Täglich 2,5 Mio. US-Dollar für die Forschung

Landwirtschaft

Agrarwirtschaft sieht keine Alternative zur Gentechnik

Auf der Berliner Handelsblatt-Konferenz sieht die deutsche Agrarwirtschaft keine Alternativen zur Gentechnik. Klaus-Dieter Jany vom Max-Rubner-Institut sieht die Gentechnik in der Landwirtschaft „um uns herum“ vorhanden und nur Europa, insbesondere Deutschland meinten, darauf verzichten zu können. Jany beklagt, dass man mit der Gentechnik nicht in die Zukunft schauen könne, wenn man mit ihrer Gegenwart bereits Probleme hat. Eine Diskussion ohne Politik und Ideologie finde kaum statt, sagte der Wissenschaftler. Die Öffentlichkeit kenne kaum den Unterschied zwischen der industriellen Verwendung der Stärke-Kartoffel Amflora und dem Monsanto-Soja für die tierische und menschliche Ernährung.
Jany sieht die Kritikpunkte an der Gentechnik zurückweichen: Bis Mitte der 1990er Jahre standen gesundheitliche Bedenken im Vordergrund. Heute sind es ökologische, die gegen ökonomische ausgetauscht würden, je mehr der Anbau der gentechnisch veränderten Maissorten Realität werde. „Wir müssen uns einmal entscheiden, welchen Weg wir gehen wollen“, forderte Jany mit Blick auf die Zukunft der Welternährung.

Ausweg Gentechnik?
In etwas mehr als 40 Jahren werden neun Milliarden Menschen auf dieser Erde leben. Doch nehme die landwirtschaftliche Produktivität gerade in den Entwicklungsländern immer weiter ab. Während die Landverfügbarkeit begrenzt ist, sind Ertragssteigerungen über Düngemittel und Mechanisierung der Landwirtschaft nur sehr begrenzt möglich, über Züchtung jedoch groß. Die Gentechnik nehme darin den bedeutendsten Faktor ein. Alleine der Getreideverbrauch habe bereits in den letzten Jahren die Ernte wiederholt überstiegen. In den nächsten 20 Jahren werde der Bedarf an Nahrungsmitteln um die Hälfte steigen und vor allem der Fleischverbrauch erfordert „neue Landreserven“. Würden alleine in China die 1,3 Milliarden Menschen pro Jahr fünf Kilogramm mehr Fleisch verzehren, was etwa einer Bulette am Tag entspricht, braucht man 6,5 Milliarden Kilo zusätzliches Fleisch. Für jedes Kilo Fleisch braucht man durchschnittlich sechs Kilo Getreide, also, schon auf Tonnen gerechnet, insgesamt 39 Millionen Tonnen Getreide. Macht bei einer Ernte von drei Tonnen Getreide je Hektar einen zusätzlichen Flächenbedarf von 13 Mio. ha Land. Zum Vergleich: Deutschlands landwirtschaftliche Nutzfläche beträgt 12 Mio. ha.
Die Bild verschärft sich durch weniger werdende Ressourcen und deren steigende Preise.

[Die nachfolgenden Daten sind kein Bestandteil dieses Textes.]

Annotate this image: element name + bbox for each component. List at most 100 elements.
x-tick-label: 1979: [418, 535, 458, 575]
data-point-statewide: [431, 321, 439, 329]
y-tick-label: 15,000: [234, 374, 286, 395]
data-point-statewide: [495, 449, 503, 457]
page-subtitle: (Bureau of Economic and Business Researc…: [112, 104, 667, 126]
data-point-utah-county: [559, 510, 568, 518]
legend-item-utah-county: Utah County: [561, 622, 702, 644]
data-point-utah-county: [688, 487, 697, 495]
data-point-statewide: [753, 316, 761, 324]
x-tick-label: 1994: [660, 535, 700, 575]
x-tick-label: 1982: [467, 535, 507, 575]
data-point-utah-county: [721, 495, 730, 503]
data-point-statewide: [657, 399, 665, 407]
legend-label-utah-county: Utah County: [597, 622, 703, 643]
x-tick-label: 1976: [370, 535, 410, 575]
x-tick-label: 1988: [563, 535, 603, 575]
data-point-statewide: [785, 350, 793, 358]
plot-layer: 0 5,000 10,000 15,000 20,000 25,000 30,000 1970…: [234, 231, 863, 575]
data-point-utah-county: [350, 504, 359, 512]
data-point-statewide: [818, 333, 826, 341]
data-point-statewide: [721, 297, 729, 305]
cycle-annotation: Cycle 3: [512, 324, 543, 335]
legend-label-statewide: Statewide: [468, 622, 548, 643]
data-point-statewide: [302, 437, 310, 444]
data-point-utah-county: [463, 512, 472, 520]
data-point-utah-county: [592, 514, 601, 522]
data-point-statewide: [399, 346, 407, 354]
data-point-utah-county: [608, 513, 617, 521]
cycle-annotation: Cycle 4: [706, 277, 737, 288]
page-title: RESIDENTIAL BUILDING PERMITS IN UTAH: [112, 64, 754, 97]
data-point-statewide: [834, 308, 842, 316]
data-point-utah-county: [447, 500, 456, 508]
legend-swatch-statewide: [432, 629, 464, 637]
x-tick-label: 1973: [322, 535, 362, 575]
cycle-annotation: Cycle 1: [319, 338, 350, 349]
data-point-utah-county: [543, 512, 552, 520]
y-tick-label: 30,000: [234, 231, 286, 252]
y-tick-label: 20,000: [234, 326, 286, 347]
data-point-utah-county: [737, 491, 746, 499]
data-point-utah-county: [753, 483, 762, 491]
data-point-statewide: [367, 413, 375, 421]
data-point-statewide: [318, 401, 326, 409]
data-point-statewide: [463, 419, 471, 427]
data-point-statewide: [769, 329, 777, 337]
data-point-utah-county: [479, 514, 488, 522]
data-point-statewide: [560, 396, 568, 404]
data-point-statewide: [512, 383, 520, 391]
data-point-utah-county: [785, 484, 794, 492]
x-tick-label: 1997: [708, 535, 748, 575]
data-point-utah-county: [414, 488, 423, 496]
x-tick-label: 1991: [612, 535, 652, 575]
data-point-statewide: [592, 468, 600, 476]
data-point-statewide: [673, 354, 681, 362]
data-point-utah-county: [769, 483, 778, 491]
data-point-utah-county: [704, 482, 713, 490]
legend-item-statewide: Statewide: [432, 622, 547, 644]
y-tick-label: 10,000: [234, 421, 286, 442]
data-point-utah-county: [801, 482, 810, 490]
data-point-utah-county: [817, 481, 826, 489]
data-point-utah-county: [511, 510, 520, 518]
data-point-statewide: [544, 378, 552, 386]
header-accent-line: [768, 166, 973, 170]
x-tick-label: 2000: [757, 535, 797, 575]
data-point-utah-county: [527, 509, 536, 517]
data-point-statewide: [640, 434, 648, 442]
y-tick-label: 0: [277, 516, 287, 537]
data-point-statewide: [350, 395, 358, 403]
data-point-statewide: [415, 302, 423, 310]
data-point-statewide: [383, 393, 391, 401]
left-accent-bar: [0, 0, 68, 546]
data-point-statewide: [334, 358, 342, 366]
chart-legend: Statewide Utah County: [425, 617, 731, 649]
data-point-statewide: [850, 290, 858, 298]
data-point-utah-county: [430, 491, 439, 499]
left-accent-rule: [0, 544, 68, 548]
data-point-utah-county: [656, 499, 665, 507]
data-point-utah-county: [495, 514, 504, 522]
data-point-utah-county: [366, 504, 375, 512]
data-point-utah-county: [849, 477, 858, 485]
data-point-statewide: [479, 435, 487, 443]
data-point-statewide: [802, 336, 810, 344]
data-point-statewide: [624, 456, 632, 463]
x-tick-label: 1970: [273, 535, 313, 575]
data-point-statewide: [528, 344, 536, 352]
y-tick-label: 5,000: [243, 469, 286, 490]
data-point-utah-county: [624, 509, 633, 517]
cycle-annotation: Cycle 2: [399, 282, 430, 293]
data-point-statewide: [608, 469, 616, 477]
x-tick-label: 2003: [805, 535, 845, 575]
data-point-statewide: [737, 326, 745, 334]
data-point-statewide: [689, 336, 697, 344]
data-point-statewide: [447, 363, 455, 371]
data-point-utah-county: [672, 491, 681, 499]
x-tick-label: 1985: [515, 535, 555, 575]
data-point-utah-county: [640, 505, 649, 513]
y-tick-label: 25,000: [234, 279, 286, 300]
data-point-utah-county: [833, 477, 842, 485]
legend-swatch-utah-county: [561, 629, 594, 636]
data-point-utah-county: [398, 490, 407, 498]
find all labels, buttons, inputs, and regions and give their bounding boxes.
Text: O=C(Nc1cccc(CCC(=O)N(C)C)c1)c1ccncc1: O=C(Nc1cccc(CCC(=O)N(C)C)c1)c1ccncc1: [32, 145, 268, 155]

Täglich 2,5 Mio Dollar für die Forschung
Ursula Luettmer-Ouzane von Monsanto Holland beschreibt den rückliegenden Wandel des Agrarriesen. Vom Pflanzenschutzunternehmen hat sich der amerikanische Konzern zur Pflanzenzuchtfirma gewandelt und entsprechend seinen Umsatzschwerpunkt gewandelt.
Täglich gibt Monsanto weltweit 2,5 Millionen US-Dollar für die Forschung aus. Drei Ziele verfolgt Monsanto derzeit. Bis 2030 sollen die Erträge von Mais, Soja und Baumwolle verdoppelt werden. Gerade in den Entwicklungsländern sei das unabdingbar. Die konventionelle Zucht schaffe eine jährliche Ertragssteigerung von einem, die mit der Gentechnik verbundene Züchtung eine zwischen vier und acht Prozent. Das zweite Ziel sind Pflanzen, die mit weniger Ressourcen auskommen. Und drittens gibt es in diesem Jahr zusammen mit verschiedenen Stiftungen die ersten Anbauversuche von trockenresistentem Mai in Afrika. Monsanto will dabei auf die Anbaulizenzen verzichten.

Herd-und-Hof.de hatte am Rande der Tagung Gelegenheit mit Ursula Luettmer-Ouzane von Monsanto zu sprechen. Sie bestätigte, dass es effektiver sei, die Gentechnik den Anwendern, also den Bauern nahe zu bringen, als den Verbrauchern. Die Landwirte könnten die Vorzüge des Bt-Mais direkter erkennen, wenn sie weniger Pflanzenschutzmittel einsetzen müssten und höhere Ernteerträge erzielten. Es gebe halt keine Tortilla, über die Konsumenten den Nutzen der Gentechnik nahe gebracht werden könnte. Da bleibe nur die Botschaft für höherwertige Lebensmittel.
Weniger deutlich fiel die Antwort zur Frage über den Zulassungsantrag für Mon810 aus: So ist das Monitoring eine Umweltbeobachtung, für die viele Netzwerke zuständig sein können. Manche Netzwerke arbeiten schon und es sei Aufgabe des BVL neue Netzwerke zu benennen. Als Hersteller bleibe man mit dem Antrag in der vorgegebenen Vorlage der Zulassung und es sei Aufgabe des BVL, mehr einzufordern.
Roland Krieg

Angst den Anschluss zu verlieren
Dr. Bernward Garthoff von der Deutschen Industrievereinigung für Biotechnologie in Leverkusen, beklagt vor allem, dass die Welt außerhalb der EU mit der Gentechnik wirtschaftet und Europa und Deutschalnd den Anschluss verlieren. Ärgerlich sei das vor allem, weil Grundlagenforschung vormals in Deutschalnd statt gefunden hat und die Patente sich jetzt im Ausland bezahlt machen. Ein Abkoppeln in einem internationalisierten Markt gebe es nicht, sagte Garthoff und eine der Basiswerte Deutschlands sind Innovationen. Er zitiert einen ausländischen Berufskollegen, der die Europäer die rote Gentechnik akzeptieren lässt, weil sie krank werden können, aber die grüne Gentechnik nicht akzeptierten, weil sie keinen Hunger kennen.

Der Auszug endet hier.